13. Dear Reader, you may remember
Dear Reader, you may remember that in the month of March Angel and Angeles saw the Chilean bolero singer Concha Toro on one of the National Television Contests, presenting herself as the Last Playboy Centerfold, and that in June Egg went to interview her at the Simon Bully Bar to request the services of her Home-Delivery Theater, which participated — with what disastrous results, we all know — in Penny López’s Sweet-Sixteen Party. The reader may also recall that Angel refused to do that chore because Concha had taken his virginity sometime during the mid-eighties at the solemn insistence of Grandfather Rigoberto Palomar (a revolutionary general at age fifteen), who could not tolerate the idea of having a virginal fifteen-year-old grandson in his house.
Since the Four Fuckups did not want personal matters interfering in their apocalyptic projects (perennially frustrated, as your lordships fully realize), Egg went to see the dear lady, but Concha Toro’s appearance, her fame, and her life story impressed him so much that he blurted out that he’d been sent by Angel Palomar y Fagoaga, did she remember him?

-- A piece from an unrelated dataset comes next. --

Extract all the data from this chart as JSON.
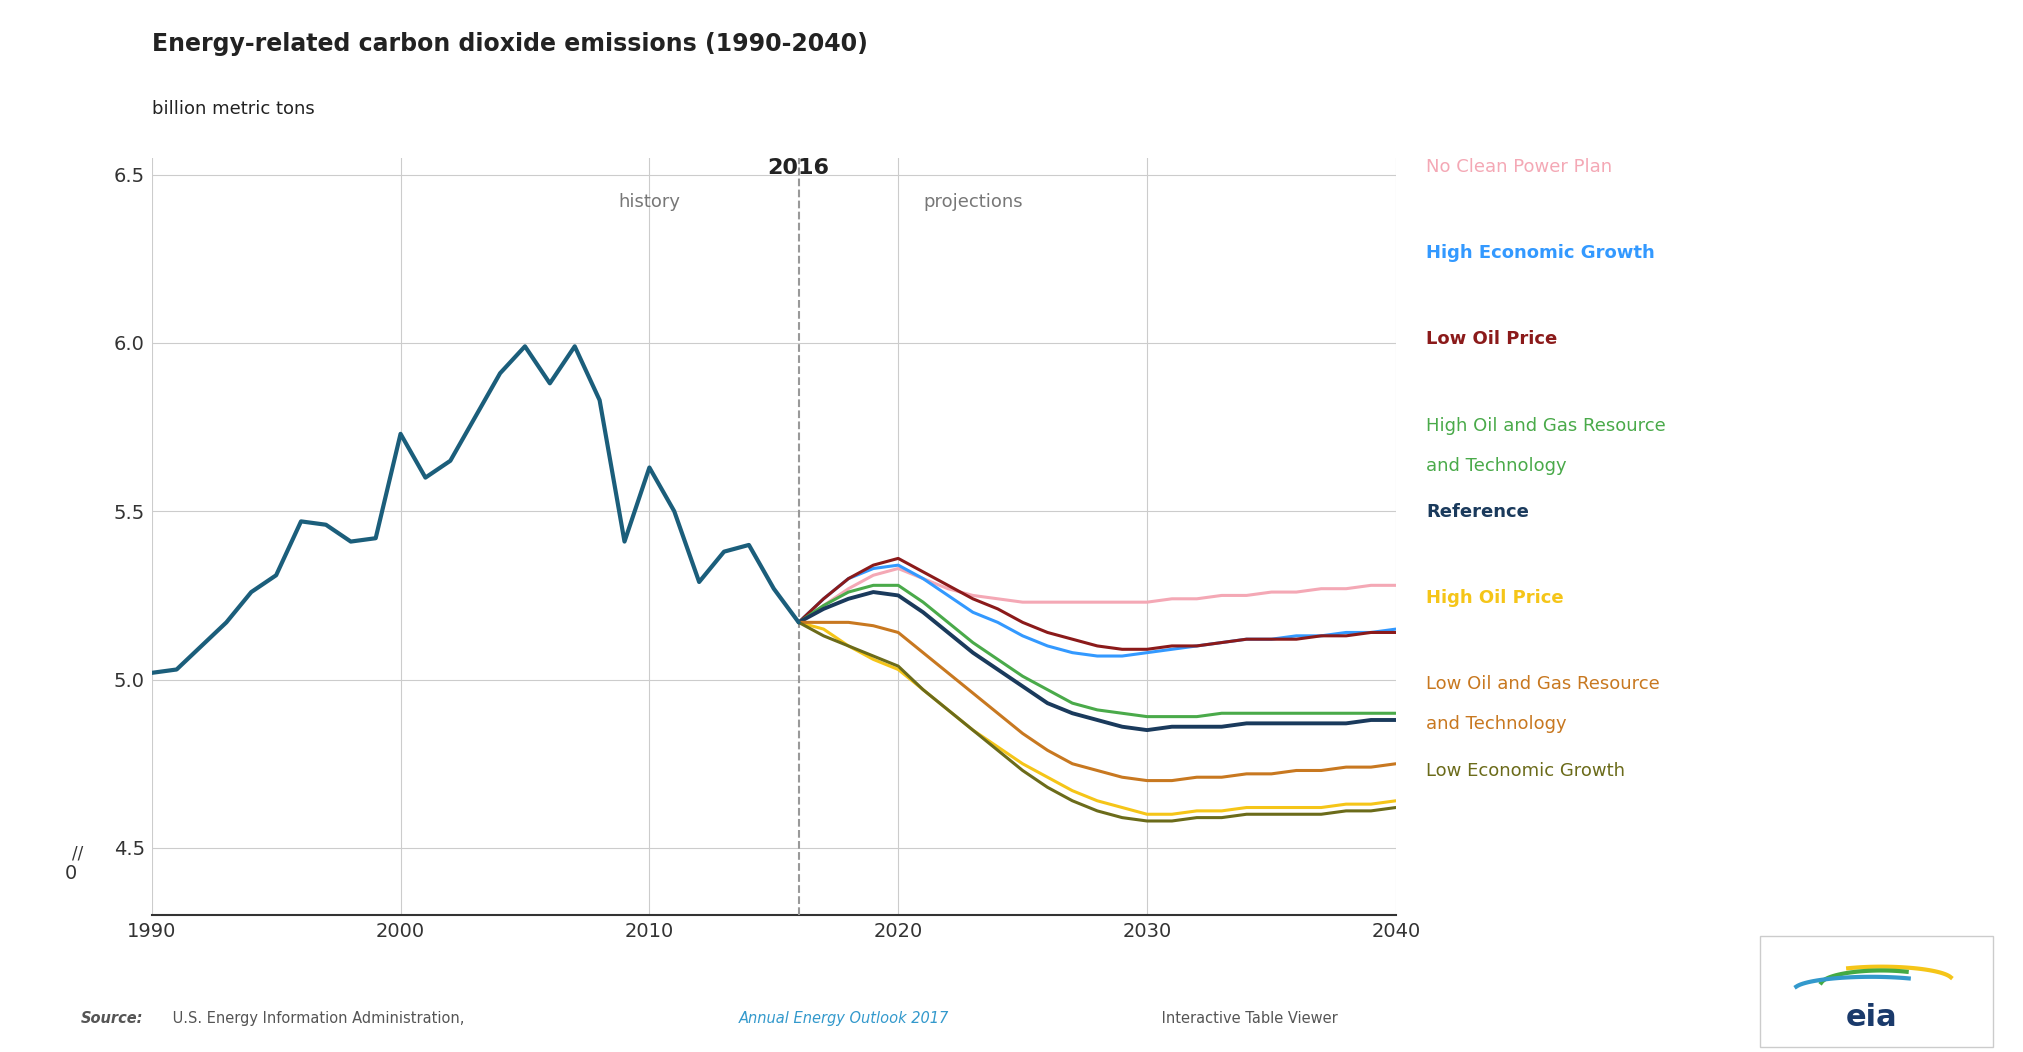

“Of course I remember him, such a well-hung kid, remembered his name just like that, step right in, son, place’s a mess, I know, but last night we, uhh, had a little fight with the cops, you know, and the police almost locked us up. But there’s wine, and avocados, and peaches and white jam left over, so just help yourself. No one ever called Concha Toro a cheapskate, especially when a hungry poor boy like you turns up. The question is, what are you hungry for, son?”
She asked that last question with a lowering of her eyes that had driven several (though, it must be admitted, recent) generations of senior citizens wild in the velvet basement of the Simon Bully Bar, the entrance to which, a long, smooth red tunnel, was like a velvety, deep vagina — not unlike that of Concha herself.